Acute kidney injury (AKI) is emerging as an important sequela of COVID-19 infection. Existing data on the incidence and clinical features of AKI in patients with COVID-19 are mainly limited to single-center studies. Given the high incidence of severe AKI among patients with COVID-19 and its strong association with mortality in other settings, we conducted a multicenter nationally representative cohort study to examine the incidence, clinical features, risk factors, and outcomes of AKI in critically ill patients with COVID-19.


We used data from a multicenter observational study that collected granular, patient-level data from >3,000 critically ill adults with laboratory-confirmed COVID-19 admitted to participating ICUs from 67 centers across the United States. Using multivariable logistic regression, we examined risk factors for the primary composite outcome, AKI requiring renal replacement therapy or death (RRT/death) in the 14 days following ICU admission.
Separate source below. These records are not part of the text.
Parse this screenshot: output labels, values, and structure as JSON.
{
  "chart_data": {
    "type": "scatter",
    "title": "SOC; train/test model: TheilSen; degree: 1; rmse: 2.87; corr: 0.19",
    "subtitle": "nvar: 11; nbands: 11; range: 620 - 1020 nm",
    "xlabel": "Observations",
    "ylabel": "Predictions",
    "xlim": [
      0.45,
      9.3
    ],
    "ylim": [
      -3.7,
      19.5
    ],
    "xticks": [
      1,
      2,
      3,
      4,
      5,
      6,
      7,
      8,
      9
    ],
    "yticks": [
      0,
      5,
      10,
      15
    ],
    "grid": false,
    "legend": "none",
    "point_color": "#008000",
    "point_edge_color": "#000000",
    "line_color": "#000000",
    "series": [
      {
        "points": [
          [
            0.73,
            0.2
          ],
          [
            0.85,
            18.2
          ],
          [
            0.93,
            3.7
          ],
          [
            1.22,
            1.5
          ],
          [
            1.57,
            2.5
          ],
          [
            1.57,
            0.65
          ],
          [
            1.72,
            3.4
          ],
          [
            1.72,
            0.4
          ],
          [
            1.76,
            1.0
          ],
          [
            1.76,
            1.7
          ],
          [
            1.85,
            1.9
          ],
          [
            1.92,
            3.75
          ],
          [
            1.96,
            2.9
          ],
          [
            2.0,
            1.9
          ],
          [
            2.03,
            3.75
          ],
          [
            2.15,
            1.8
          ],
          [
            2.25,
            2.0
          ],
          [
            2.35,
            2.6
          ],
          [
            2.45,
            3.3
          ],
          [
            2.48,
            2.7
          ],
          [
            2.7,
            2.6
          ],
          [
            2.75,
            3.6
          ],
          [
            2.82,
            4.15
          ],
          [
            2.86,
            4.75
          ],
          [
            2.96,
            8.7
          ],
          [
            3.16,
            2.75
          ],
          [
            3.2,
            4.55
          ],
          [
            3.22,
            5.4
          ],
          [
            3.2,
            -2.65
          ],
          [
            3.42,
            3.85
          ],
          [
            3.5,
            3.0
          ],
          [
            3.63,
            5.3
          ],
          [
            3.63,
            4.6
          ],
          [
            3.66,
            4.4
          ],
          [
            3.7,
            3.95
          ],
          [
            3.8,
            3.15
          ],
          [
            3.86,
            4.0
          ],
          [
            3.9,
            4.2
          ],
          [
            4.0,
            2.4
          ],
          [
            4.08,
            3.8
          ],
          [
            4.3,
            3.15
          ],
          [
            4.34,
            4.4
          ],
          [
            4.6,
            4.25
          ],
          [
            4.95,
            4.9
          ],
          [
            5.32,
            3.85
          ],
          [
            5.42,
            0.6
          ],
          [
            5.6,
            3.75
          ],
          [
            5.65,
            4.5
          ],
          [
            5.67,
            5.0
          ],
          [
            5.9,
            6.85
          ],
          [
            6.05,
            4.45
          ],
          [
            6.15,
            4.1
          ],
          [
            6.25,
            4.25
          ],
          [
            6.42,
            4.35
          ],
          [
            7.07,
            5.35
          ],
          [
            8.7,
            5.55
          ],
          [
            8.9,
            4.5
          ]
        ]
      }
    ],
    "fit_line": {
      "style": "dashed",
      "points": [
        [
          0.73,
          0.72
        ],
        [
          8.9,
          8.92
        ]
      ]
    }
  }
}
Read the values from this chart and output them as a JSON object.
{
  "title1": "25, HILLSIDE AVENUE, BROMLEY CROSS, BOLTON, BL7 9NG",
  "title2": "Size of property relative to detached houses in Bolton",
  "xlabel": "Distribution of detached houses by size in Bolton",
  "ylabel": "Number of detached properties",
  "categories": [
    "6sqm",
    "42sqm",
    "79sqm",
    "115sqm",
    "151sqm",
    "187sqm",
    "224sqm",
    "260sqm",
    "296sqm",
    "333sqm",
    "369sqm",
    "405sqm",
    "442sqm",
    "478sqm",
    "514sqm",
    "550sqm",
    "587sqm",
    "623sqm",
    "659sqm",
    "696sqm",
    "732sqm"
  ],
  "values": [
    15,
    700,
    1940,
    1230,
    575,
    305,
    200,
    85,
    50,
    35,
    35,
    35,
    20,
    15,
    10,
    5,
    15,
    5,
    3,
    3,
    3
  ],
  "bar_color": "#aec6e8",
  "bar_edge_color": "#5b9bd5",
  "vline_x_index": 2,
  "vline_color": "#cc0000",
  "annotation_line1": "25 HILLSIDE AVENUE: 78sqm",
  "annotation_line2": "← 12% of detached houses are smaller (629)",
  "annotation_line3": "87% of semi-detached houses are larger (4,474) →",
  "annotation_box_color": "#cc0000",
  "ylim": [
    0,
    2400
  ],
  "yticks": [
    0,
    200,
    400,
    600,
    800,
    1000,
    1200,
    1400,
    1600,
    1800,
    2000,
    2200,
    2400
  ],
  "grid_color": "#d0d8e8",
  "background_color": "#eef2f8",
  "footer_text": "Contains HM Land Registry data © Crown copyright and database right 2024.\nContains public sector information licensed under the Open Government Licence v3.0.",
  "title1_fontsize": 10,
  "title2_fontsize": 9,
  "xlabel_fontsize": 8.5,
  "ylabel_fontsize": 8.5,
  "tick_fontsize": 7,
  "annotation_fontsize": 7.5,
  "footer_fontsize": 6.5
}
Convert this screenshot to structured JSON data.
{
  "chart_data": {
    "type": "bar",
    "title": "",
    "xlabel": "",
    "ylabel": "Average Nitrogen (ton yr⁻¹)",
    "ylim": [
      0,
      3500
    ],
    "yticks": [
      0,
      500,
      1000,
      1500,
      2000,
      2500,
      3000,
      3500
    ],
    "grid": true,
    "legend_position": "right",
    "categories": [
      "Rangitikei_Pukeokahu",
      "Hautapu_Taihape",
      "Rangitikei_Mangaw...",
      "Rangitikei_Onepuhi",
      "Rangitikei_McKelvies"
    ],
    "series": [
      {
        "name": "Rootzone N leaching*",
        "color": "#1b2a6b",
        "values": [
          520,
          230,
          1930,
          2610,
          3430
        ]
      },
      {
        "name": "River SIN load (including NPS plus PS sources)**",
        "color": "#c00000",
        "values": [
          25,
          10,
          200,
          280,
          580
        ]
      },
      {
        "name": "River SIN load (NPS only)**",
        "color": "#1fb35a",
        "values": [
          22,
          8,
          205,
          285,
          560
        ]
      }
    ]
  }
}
Among 3099 patients, 1205 (38.9%) developed the primary outcome of RRT/death (n=637 required RRT, n=792 died within 14 days, and n=224 both required RRT and died within 14 days). Independent risk factors for RRT/death included chronic kidney disease (odds ratio [OR], 5.02; 95% CI, 3.55-7.10 for eGFR<30 vs. ≥60; OR 1.90; 95% CI, 1.55-2.33 for eGFR 30-59 vs. ≥60), as well as older age, male sex, higher body mass index, and greater severity of hypoxemia on ICU admission (Figure). Patients admitted to hospitals with higher degrees of strain also had a greater risk of RRT/death (OR 1.49; 95% CI, 1.06-2.06 for highest versus lowest quintile of hospital strain).


This multicenter study identifies several key insights into the risk factors for RRT/death in critically ill patients with COVID-19.